De nombreux échanges ont ensuite animé le public ; certains pointant l'insuffisance de production locale s'il faut nourrir les alentours et les villes franciliennes ; d'autres répondant que tout le monde doit suivre Egalim et qu'il faut sans doute modifier les habitudes alimentaires et miser sur les légumineuses, les céréales et le maraîchage. D'autres encore rappellent que plus un plat est sain et bon, moins il y a de gaspillage. Or c'est un énorme enjeu. D'autres enfin évoquent le besoin d'impliquer tous les acteurs, à commencer par les consommateurs qui s'étaient pris d'amour pour le bio pendant le covid et sont retournés à leurs supermarchés. Sans oublier la dimension logistique : si on a des cuisines centrales qui font les repas, il faut transporter les fruits et légumes, les laver en légumeries, etc.

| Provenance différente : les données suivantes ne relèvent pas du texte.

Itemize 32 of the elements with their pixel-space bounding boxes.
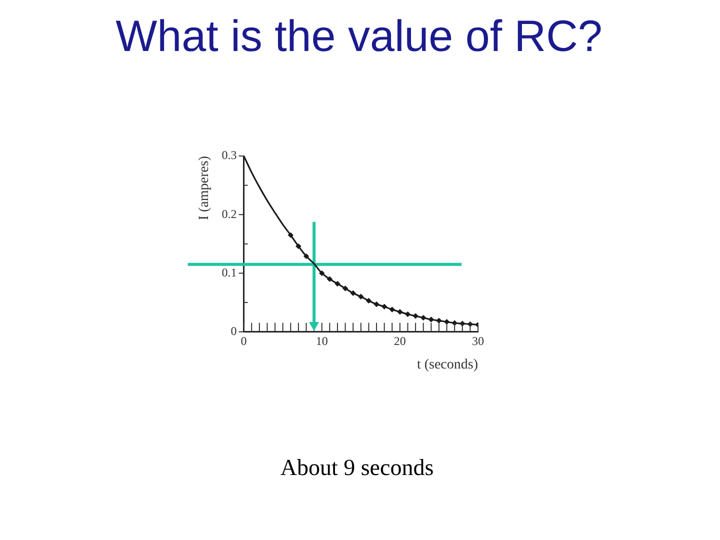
point [444,318,450,325]
text: About 9 seconds [280,454,434,480]
point [296,243,302,250]
x-tick-label: 30 [472,334,484,348]
point [342,286,348,292]
point [404,311,411,318]
point [326,276,333,282]
point [397,309,403,315]
x-tick-label: 20 [394,334,406,348]
point [358,294,364,300]
y-tick-label: 0.2 [222,206,237,221]
y-tick-label: 0 [230,324,237,338]
point [303,253,310,260]
point [374,301,380,308]
x-axis-title: t (seconds) [416,357,478,372]
point [420,314,426,321]
point [412,313,418,319]
point [319,270,325,276]
x-tick-label: 10 [316,334,328,348]
point [436,318,442,324]
point [389,306,395,312]
y-tick-label: 0.1 [222,265,237,280]
x-tick-label: 0 [240,334,247,348]
point [428,316,434,322]
point [350,290,356,296]
point [288,232,294,238]
point [334,280,340,287]
y-tick-label: 0.3 [222,148,237,162]
y-axis-title: I (amperes) [197,156,212,220]
point [381,304,388,310]
point [366,298,372,304]
chart-title: What is the value of RC? [114,12,604,62]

Bref un immense travail de partage et de diffusion des savoirs reste à faire et c'est ce que nous avons pu esquisser dans les ateliers.

 L'idée des ateliers était de s'emparer à bras le corps des différentes questions pratiques qui se posent avant la mise en place d'une SSA. Ce qui commence, comme on l'a vu dans certains ateliers, par la nécessaire sensibilisation au bien-manger et au bien-produire, dans des pratiques respectueuses des humains et du vivant pour mobiliser les habitants et habitantes.  

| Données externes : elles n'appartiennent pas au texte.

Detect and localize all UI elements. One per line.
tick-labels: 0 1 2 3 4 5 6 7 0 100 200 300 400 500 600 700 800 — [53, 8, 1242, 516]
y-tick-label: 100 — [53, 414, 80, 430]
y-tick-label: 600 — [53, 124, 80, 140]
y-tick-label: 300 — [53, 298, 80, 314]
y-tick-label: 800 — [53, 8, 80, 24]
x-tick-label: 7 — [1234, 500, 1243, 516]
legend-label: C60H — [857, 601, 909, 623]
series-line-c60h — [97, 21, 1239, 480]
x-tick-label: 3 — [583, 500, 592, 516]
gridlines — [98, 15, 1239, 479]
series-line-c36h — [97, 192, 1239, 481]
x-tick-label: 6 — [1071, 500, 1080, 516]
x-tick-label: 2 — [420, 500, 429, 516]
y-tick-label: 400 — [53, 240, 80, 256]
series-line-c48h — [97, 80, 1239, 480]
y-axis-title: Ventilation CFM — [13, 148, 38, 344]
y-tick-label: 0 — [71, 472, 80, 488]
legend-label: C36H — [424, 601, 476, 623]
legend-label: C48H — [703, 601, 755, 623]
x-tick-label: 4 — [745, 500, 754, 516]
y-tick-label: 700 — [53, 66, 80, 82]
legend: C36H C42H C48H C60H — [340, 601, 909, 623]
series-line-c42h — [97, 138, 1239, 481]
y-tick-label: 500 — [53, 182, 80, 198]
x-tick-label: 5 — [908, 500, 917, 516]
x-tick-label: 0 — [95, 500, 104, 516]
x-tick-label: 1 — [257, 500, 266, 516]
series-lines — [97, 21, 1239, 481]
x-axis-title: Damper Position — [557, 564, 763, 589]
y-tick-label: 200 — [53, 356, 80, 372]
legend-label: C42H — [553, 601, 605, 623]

Pour mémoire, les ateliers ont abordé 4 thématiques :

- Financement - modèle économique, architecture et modes de transaction avec Aline Maréchaux (opération Milliard) et Jean-Guy Leroy (Convergence des Possibles) A partir de différentes inspirations (opération Milliard, expériences de caisses alimentaires communes, etc.) et des questions qu'elles soulèvent (cotisation, subventions publiques et privées, modes de transaction, conventionnement et investissement), quelle architecture financière pourrait être mise en place pour créer une caisse alimentaire commune en Sud-Seine-et-Marne ?  

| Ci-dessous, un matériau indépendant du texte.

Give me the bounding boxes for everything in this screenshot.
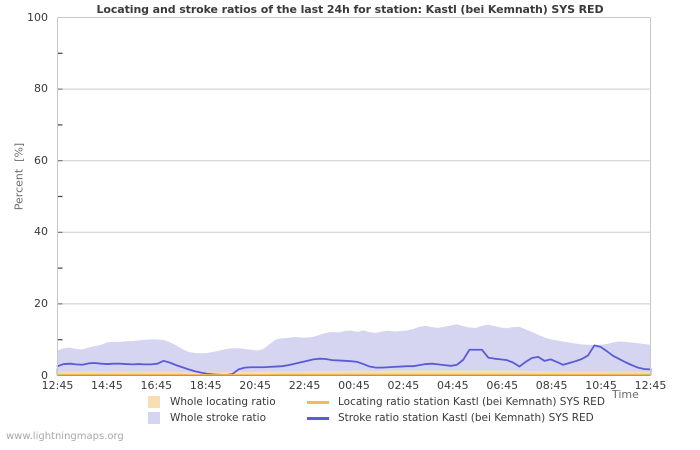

- Logistique et soutien à la production avec Arnaud de Moussac (Cooplicot) et Céline Santos-Nunes (GAB, groupement agriculteurs biologiques Ile de France). Sur le volet de la distribution comme sur celui du soutien à la production, la logistique est une question centrale dans une démarche de SSA. Quelles pratiques pour relever démocratiquement ces défis ?  

- Coopération territoriale - enjeux et conditions de la réussite avec Jean Christophe Sarrot (ATD Quart-Monde) & Raphaëlle Barbier (Campus de la Transition). Les démarches de SSA reposent nécessairement sur de la coopération entre acteurs et actrices aux parcours et situations différents. Quelles sont les conditions pour se retrouver autour d'un bien-être commun ?  

- Communication - Mobilisation des acteurs et actrices avec Saturnin Mesnil (1001 sillons) et Aliénor Petitcolin (Tout le monde est bio - PTCE Vallée de la Marne). Un atelier pour amorcer une réflexion guidée autour des outils et moyens permettant d'impliquer les habitantes et les habitants d'un territoire dans un projet de SSA.  

Des graines ont été semées Au terme de cette riche journée, nous avons eu la sensation d'avoir notre réponse sur la désirabilité d'une démarche de Sécurité sociale de l'alimentation en Sud-Seine-et-Marne. De nombreuses questions ont été abordées, qui en soulèvent plus encore : de la coopération à la logistique en passant par le financement et la communication, la diversité des facettes d'une démarche de SSA en fait un véritable projet de société. Pour l'initier, tous s'accordent à dire qu'il y a déjà beaucoup de travail à faire en amont sur la sensibilisation à la bonne alimentation. Surtout, alors que les rires de discussions enjouées autour de délicieuses lasagnes s'élevaient dans le réfectoire du château de Forges, des désirs sont peut-être nés, des continuités d'actions engagées ou de nouveaux projets ont-ils germé. Le Campus de la Transition a sa petite idée sur le sujet.